L'accusa è di aver favorito il proprio servizio di comparazione di prodotti rispetto a quelli concorrenti

La Corte dell’Ue conferma l’ammenda di 2,4 miliardi di euro inflitta a Google per aver abusato della propria posizione dominante favorendo il proprio servizio di comparazione di prodotti. 

La sanzione inflitta nel 2017 è stata confermata nonostante Google e Alphabet abbiano proposto un’impugnazione dinanzi alla Corte, poi respinta.
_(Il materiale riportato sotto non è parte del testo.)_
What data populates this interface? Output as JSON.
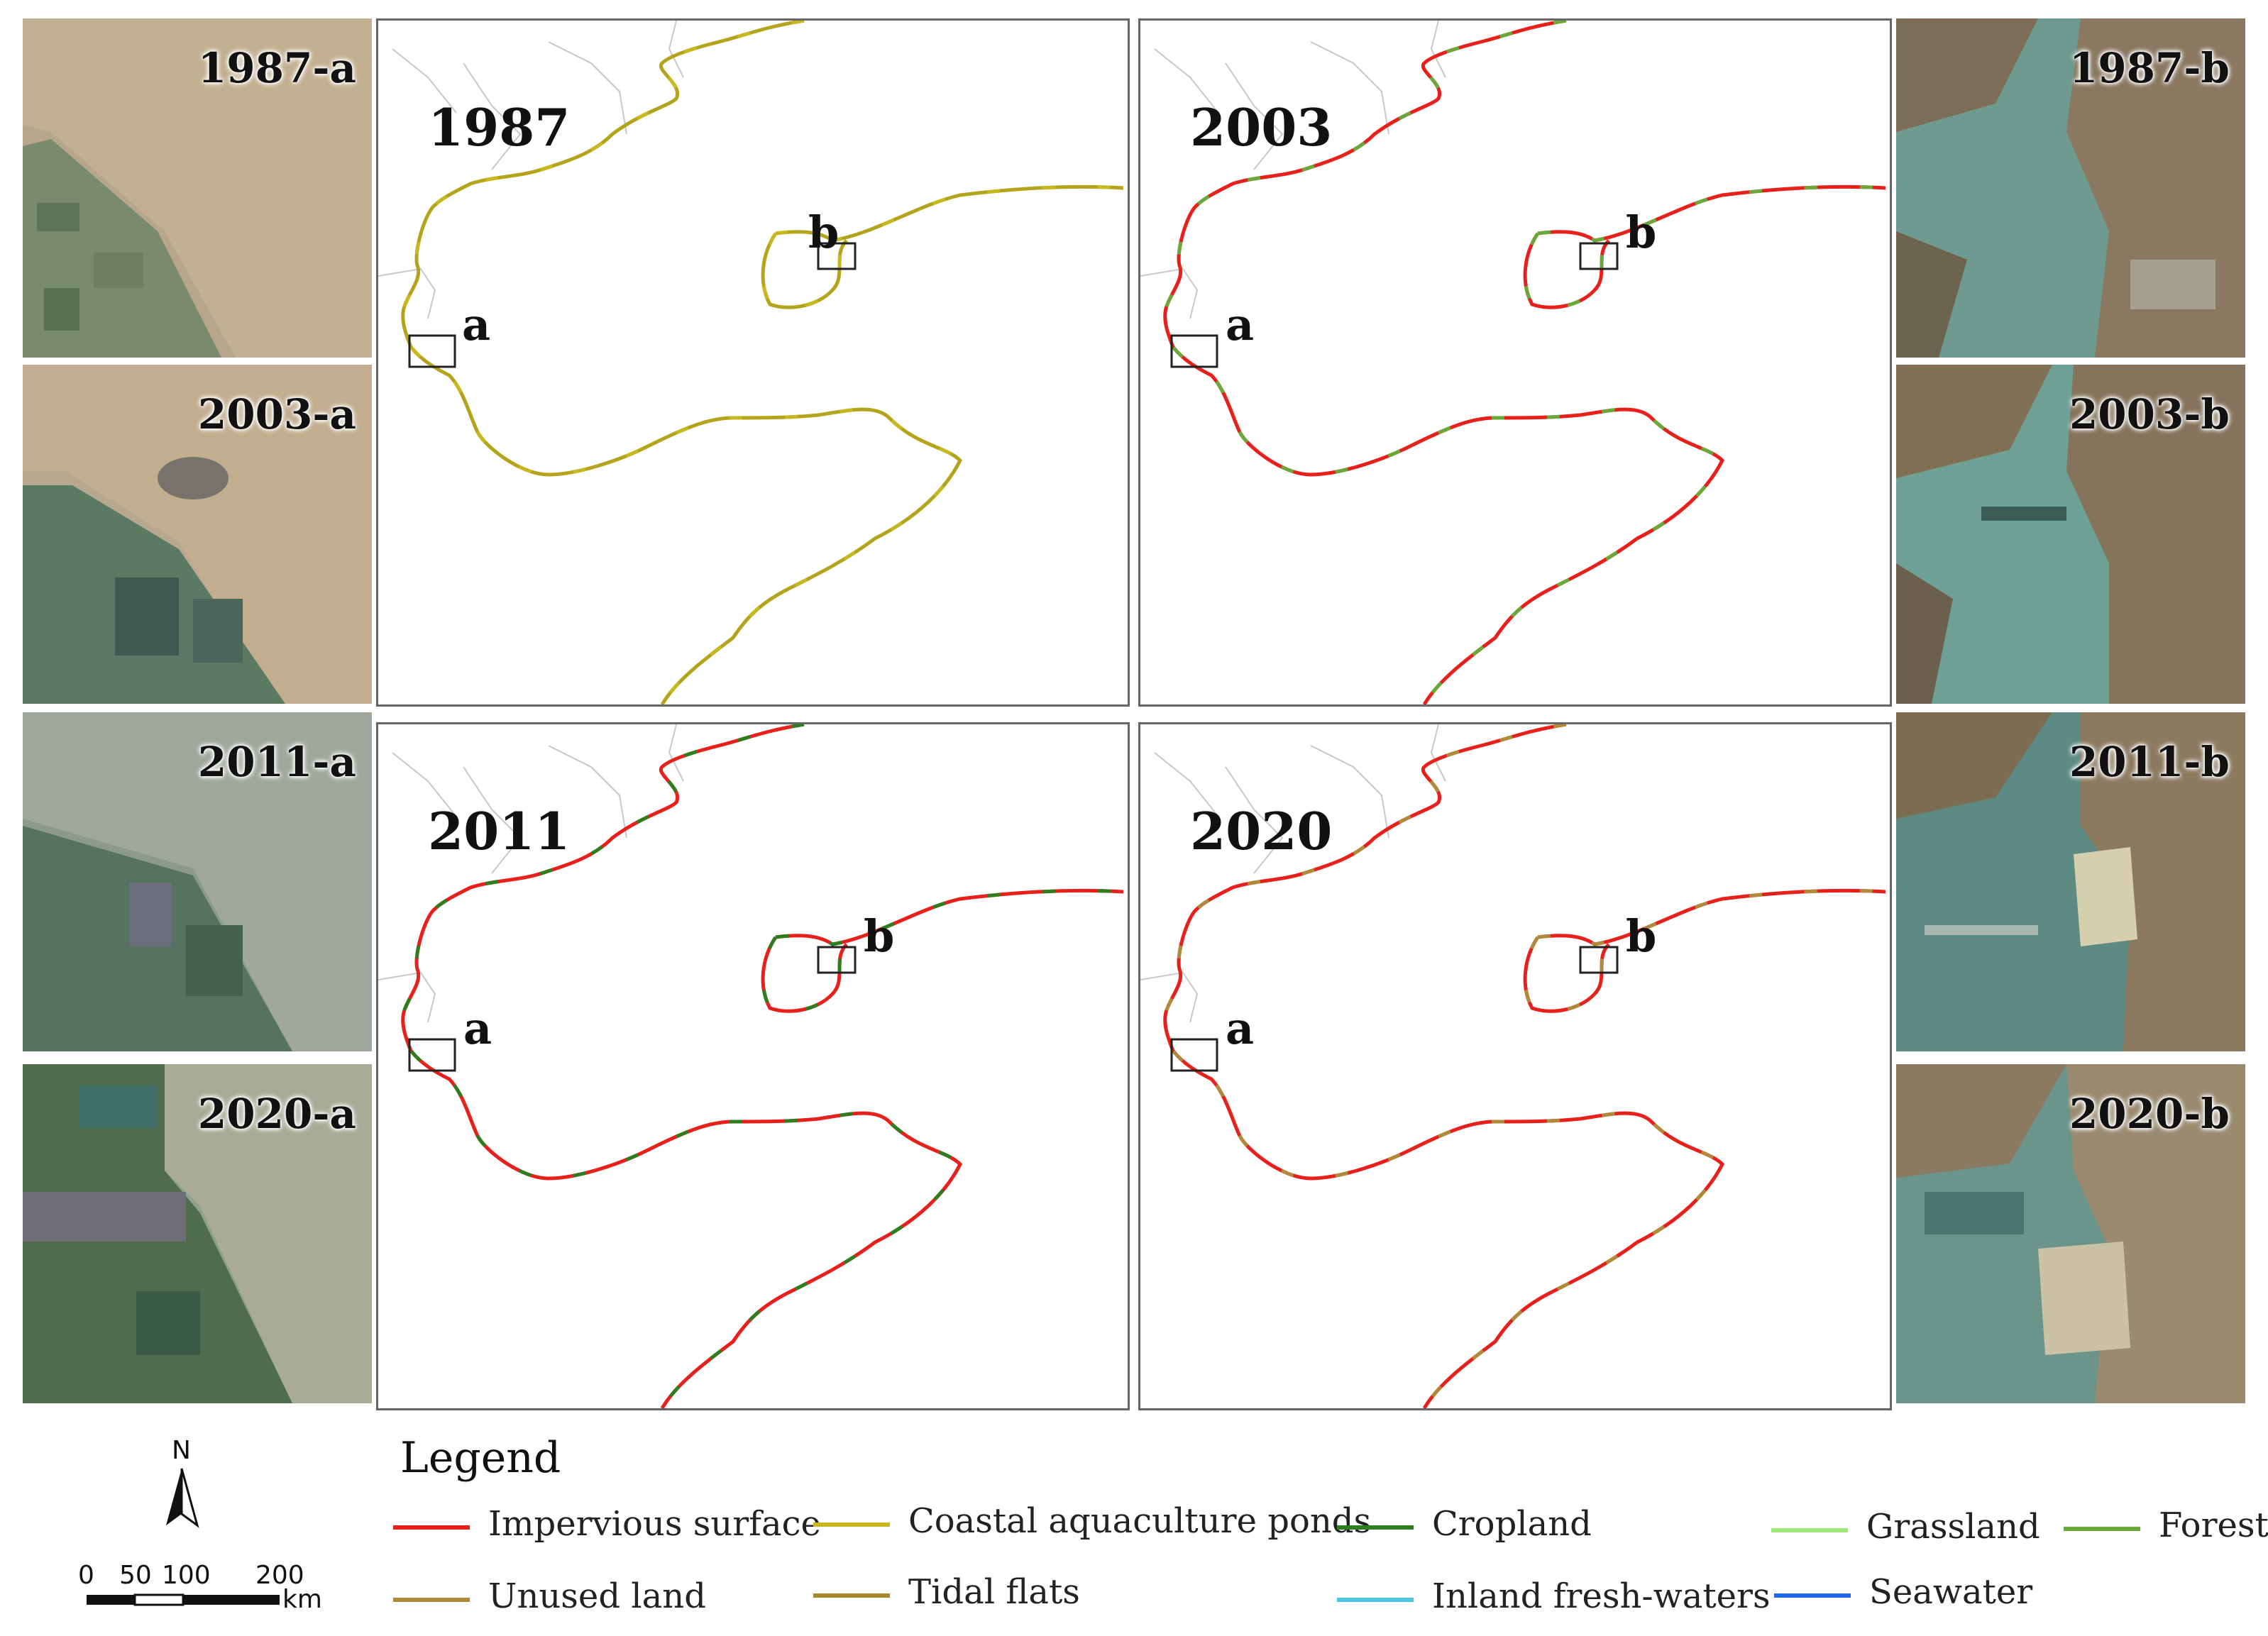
{
  "thumbnails_left": [
    {
      "label": "1987-a"
    },
    {
      "label": "2003-a"
    },
    {
      "label": "2011-a"
    },
    {
      "label": "2020-a"
    }
  ],
  "thumbnails_right": [
    {
      "label": "1987-b"
    },
    {
      "label": "2003-b"
    },
    {
      "label": "2011-b"
    },
    {
      "label": "2020-b"
    }
  ],
  "maps": [
    {
      "year": "1987",
      "box_a": "a",
      "box_b": "b",
      "dominant": "#b4a41c"
    },
    {
      "year": "2003",
      "box_a": "a",
      "box_b": "b",
      "dominant": "#e8201c"
    },
    {
      "year": "2011",
      "box_a": "a",
      "box_b": "b",
      "dominant": "#e8201c"
    },
    {
      "year": "2020",
      "box_a": "a",
      "box_b": "b",
      "dominant": "#e8201c"
    }
  ],
  "legend": {
    "title": "Legend",
    "items": [
      {
        "label": "Impervious surface",
        "color": "#e8201c"
      },
      {
        "label": "Coastal aquaculture ponds",
        "color": "#c8b820"
      },
      {
        "label": "Cropland",
        "color": "#2e7d1e"
      },
      {
        "label": "Grassland",
        "color": "#9ee87a"
      },
      {
        "label": "Forest",
        "color": "#6aa83a"
      },
      {
        "label": "Unused land",
        "color": "#b08a3a"
      },
      {
        "label": "Tidal flats",
        "color": "#a88a2e"
      },
      {
        "label": "Inland fresh-waters",
        "color": "#4ec8e0"
      },
      {
        "label": "Seawater",
        "color": "#1e66e8"
      }
    ]
  },
  "scale_bar": {
    "north": "N",
    "ticks": [
      "0",
      "50",
      "100",
      "200"
    ],
    "unit": "km"
  }
}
Con decisione del 27 giugno 2017, la Commissione ha constatato che, in tredici Paesi dello Spazio economico europeo, l’azienda aveva privilegiato, sulla sua pagina di risultati di ricerca generale, i risultati del proprio comparatore di prodotti rispetto a quelli dei comparatori di prodotti concorrenti. Google aveva infatti presentato quei risultati di ricerca in prima posizione e li aveva valorizzati all’interno di “boxes”, accompagnandoli con informazioni visive e testuali attraenti. Per contro, i risultati dei concorrenti apparivano soltanto come semplici risultati generici (presentati sotto forma di link blu) ed erano per tale motivo suscettibili di essere retrocessi da algoritmi di aggiustamento nelle pagine di risultati generali di Google.

Il caso Apple

La Corte di giustizia, inoltre, si è pronunciata su un altro caso che riguarda un altro big tech: Apple. L’organo che ha sede in Lussemburgo ha confermato la decisione della Commissione europea del 2016: l’Irlanda ha concesso all’azienda americana un aiuto illegale di 13 miliardi di euro che lo Stato ora è tenuto a recuperare.